Mariana Alessandri, a UTRGV assistant professor of philosophy, will present a lecture on the difference between being educated and educado, titled “Educated but not Educado,” at 12:15 p.m. Tuesday in Liberal Arts Building North 101 on the Edinburg campus.
The definition of education in the Merriam-Webster dictionary is “Having an education: having an education beyond the average.” But to Alessandri, educated, in her own definition, is the word used when referring to people going through formal education.
“I think ‘educated’ is the word that we use when we’re referring to people going through formal education,” Alessandri said.
“It has a whole history in terms of Latin American people that rhymes with civilization, so education and civilization were thought to be the same thing and it means pulling you out of illiteracy and making you literate, therefore, making you a better person,” she said.
On the other hand, Alessandri’s definition of educado is something that doesn’t require formal education.
“In Spanish, it means personal values and politeness,” she said. “So, if you’re a polite person, you treat people well, you’re educado.”
Parents and grandparents tell their children to better themselves by getting educated, but in Alessandri’s opinion, education doesn’t necessarily mean being a better person.
She explained that a person with no formal education who grew up with respect and personal values is better than a person who acquired a degree in a university with a 4.0 GPA but could have cheated throughout college to get it.
In her presentation, she will talk about the rules of college and how they don’t contribute to being a better person in the future.

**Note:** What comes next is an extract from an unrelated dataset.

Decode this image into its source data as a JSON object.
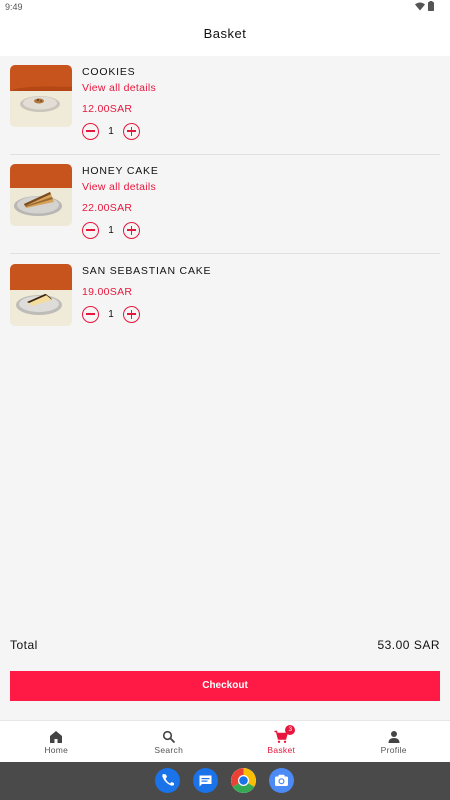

There are unspoken rules in school, especially universities, that some professors take seriously. These rules can be as simple as using correct grammar, sending an email and learning to place a comma in the right place.
“There are things that you have to know and that teachers expect you to know, but they don’t always tell you what those are,” she said.
Students tend to think that they’re stupid and bad people because they think their parents and teachers will be disappointed in them when they don’t follow these unspoken rules, sending the wrong message to them.
Learning the rules of grammar and writing an email professionally doesn’t make a person better but it will definitely help getting a white-collar job.
“So becoming better is a personal thing, it’s not better than an uneducated person,” she said.
Alessandri has had experiences in which professors act offended when students don’t follow the unspoken rules when, in her opinion, it should just be a matter of “Oh, these are some things that you might not know because you’re a first-generation college student.”
“Learning the rules of grammar doesn’t make you a better person, it just makes you a better writer in English, that’s all,” she said.
There’s a preference for people who are professional versus people who are uneducated. Professionals look a certain way and Alessandri wants students to learn what it means to look professional.
“What I want to impress upon students is that they do have to learn the rules of the game because the world will believe that you’re professional if you address the teacher as ‘Doctor’ rather than ‘Miss,’” she said. “… Be strategic: You need to know where the apostrophe goes because the stupid world will think you’re smart if you know where the apostrophe goes and it won’t think you’re smart if you don’t know where it goes.”